A Light in the Atticus
Revisiting the heroic lawyer of 'To Kill a Mockingbird'
Harper Lee's beloved novel To Kill a Mockingbird, and the classic 1962 film starring Gregory Peck, got the full legal review Feb. 15 in front of an audience at Buffalo's Albright-Knox Art Gallery. Three UB Law School academics were part of a panel discussing the judicial aspects of Mockingbird, whose key conflict revolves around the defense by principled lawyer Atticus Finch of a black man falsely accused of raping a white woman in 1935 Alabama.
![]() Gary Earl Ross, Prof. Stephanie Phillips Prof. Elizabeth Mensch, Sam Magavern |
The program came in conjunction with a National Endowment for the Arts program called The Big Read, which encourages entire communities to read the same book, and it preceded a showing of the film.
UB Law adjunct professor Sam Magavern, moderator of the panel, began by reminding the audience of the book's plot, centered on Atticus' children Scout and Jem, and on their mysterious, reclusive neighbor Boo Radley.
Boo, said Magavern, is a key figure in the book's legal pedigree; he is a recluse because as a teenager he was put under house arrest after falling in with a gang, and at age 33 was briefly locked in the courtroom basement after stabbing his father with scissors. The climax of the story explores the issue of law versus justice, when the sheriff decides not to prosecute Boo for killing a man who was threatening to hurt the children.
Professor Stephanie Phillips, calling Mockingbird "one of my favorite books," spoke of the social and political context in which the novel was released. It was published in 1960, she noted, "at the height of the civil rights movement, and before Civil Rights Act and the Voting Rights Act. It reminded the nation of some of the issues that were on the table right then."
![]() Gary Earl Ross (speaking), Sam Magavern |
Phillips said that despite Atticus' heroic defense, "the particular realities of life in Alabama almost certainly doomed Tom Robinson and other black men in similar predicaments." She spoke of the thousands of people, most of them black men, who were lynched for real or imagined crimes, and said juries were routinely all-male and all-white because they were drawn from voter rolls from which blacks were discouraged by such means as the poll tax or literacy tests.
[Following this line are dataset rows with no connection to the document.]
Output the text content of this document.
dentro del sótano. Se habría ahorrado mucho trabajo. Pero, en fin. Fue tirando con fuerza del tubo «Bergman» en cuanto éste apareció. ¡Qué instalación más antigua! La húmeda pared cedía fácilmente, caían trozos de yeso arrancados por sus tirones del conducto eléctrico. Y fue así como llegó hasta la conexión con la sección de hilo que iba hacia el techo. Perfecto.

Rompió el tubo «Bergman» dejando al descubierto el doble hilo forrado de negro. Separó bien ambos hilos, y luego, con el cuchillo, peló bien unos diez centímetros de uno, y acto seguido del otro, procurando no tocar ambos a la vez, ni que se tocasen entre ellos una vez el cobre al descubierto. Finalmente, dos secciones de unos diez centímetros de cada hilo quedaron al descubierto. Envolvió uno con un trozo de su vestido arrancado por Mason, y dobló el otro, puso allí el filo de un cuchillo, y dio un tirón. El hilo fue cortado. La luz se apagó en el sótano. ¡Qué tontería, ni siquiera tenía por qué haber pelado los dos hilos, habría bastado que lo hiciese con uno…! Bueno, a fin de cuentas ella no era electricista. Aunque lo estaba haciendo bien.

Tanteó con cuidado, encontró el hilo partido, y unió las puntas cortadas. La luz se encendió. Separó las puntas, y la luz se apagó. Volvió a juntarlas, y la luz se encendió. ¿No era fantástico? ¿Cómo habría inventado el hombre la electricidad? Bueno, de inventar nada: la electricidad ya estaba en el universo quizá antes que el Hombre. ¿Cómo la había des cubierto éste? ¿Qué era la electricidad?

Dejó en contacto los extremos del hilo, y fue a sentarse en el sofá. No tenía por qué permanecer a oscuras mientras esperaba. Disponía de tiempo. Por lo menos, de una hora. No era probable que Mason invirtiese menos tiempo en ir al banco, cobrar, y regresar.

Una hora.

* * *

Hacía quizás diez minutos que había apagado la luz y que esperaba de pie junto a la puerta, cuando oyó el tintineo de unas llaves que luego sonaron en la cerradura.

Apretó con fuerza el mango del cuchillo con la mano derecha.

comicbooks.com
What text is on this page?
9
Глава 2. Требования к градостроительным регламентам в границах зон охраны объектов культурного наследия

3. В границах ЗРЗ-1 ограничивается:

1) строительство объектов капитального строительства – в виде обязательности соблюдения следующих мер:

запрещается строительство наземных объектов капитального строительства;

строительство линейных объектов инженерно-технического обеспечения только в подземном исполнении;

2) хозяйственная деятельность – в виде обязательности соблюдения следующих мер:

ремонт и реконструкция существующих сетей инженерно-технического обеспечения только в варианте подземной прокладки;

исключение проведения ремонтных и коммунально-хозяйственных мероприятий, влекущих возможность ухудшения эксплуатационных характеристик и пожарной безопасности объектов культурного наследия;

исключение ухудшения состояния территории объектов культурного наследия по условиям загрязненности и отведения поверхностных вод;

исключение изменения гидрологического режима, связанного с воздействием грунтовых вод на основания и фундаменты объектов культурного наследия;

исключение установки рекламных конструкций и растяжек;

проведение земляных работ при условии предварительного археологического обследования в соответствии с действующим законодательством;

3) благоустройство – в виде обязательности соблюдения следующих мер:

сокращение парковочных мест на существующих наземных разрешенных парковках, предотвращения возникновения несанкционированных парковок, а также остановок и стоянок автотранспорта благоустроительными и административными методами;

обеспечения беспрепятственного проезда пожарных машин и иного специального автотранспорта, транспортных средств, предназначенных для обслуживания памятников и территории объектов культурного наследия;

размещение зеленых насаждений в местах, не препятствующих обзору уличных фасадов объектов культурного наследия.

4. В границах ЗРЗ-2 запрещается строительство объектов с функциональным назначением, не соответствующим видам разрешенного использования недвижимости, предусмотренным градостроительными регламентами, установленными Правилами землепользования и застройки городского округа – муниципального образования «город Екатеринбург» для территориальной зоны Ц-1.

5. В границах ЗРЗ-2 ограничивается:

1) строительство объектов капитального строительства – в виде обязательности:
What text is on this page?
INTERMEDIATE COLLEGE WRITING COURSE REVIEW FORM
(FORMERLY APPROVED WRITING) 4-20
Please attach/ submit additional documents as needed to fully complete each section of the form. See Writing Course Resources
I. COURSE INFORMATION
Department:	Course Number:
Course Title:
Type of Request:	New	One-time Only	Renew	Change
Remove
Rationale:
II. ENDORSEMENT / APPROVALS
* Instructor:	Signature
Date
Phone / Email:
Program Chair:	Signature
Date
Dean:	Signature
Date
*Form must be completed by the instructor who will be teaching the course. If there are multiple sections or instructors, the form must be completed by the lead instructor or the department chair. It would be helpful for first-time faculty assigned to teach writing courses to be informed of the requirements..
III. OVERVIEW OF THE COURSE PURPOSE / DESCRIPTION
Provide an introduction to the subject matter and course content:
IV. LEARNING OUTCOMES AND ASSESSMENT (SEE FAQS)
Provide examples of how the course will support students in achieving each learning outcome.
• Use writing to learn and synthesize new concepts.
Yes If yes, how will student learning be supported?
"Could such a jury be relied upon to render an impartial verdict that was based on the evidence?" she asked. "No, particularly if the evidence involved a black witness and a white witness whose testimony contradicted each other," as is the case in Mockingbird.
SUNY Distinguished Teaching Professor Elizabeth Mensch went deeper into the character of Atticus Finch, saying that he is "part of a declining Southern gentry culture" who derives his authority from that position of privilege. "Atticus never steps outside that authority, he never questions that authority, he never condemns the social structure of which he is a part," Mensch said.
![]() Prof. Elizabeth Mensch, Sam Magavern, Prof. Stephanie Phillips |
Nevertheless, she said, she sees Atticus as a virtuous lawyer, and said his virtue stems not from legal codes but from Judeo-Christian morality. "Atticus teaches the children to see in the most unlikely people a possibility, a touch of a better reality that is only partially revealed," she said, quoting Gregory Peck's character as saying, "People are nice if you only see them."
"In theological terms," Mensch said, "this represents the very difficult discipline of always seeing the other person as both redeemed and forgiven at the same time."
Writer Gary Earl Ross, who teaches in UB's Educational Opportunity Center, spoke about To Kill a Mockingbird as fiction and what makes it work as art. "Is Atticus Finch a good lawyer?" he asked. "That is irrelevant. He is a fictional lawyer, and he has to serve a certain purpose to make the story worthwhile. As a person of his time, Atticus represents the point of transformation, the point at which things begin to change because he plants a seed.
"What we have in To Kill a Mockingbird is the beginning of something that would transform that town. I love it for that reason, that it is one representation of how things start to change."
A spirited discussion period raised such questions as "Was Tom Robinson's conviction inevitable?" (yes, given Atticus' ridicule of Tom's accuser on the witness stand), and "Was it the right decision to cover up the truth that Boo Radley killed a man to save the children?" (probably yes, though Mensch said, "One could argue that that was a denial of Boo's agency").
"Morality and truth are both situational," Ross said, "and there is a larger truth here. The sheriff recognizes that this is just too much change at one time, and we cannot deal with it." But Magavern responded, "I am not as sure as my co-panelists. The assumption that Boo wants to be a recluse is questionable to me, and the assumption that he wanted to be protected from other people is questionable as well. I think they could have asked him."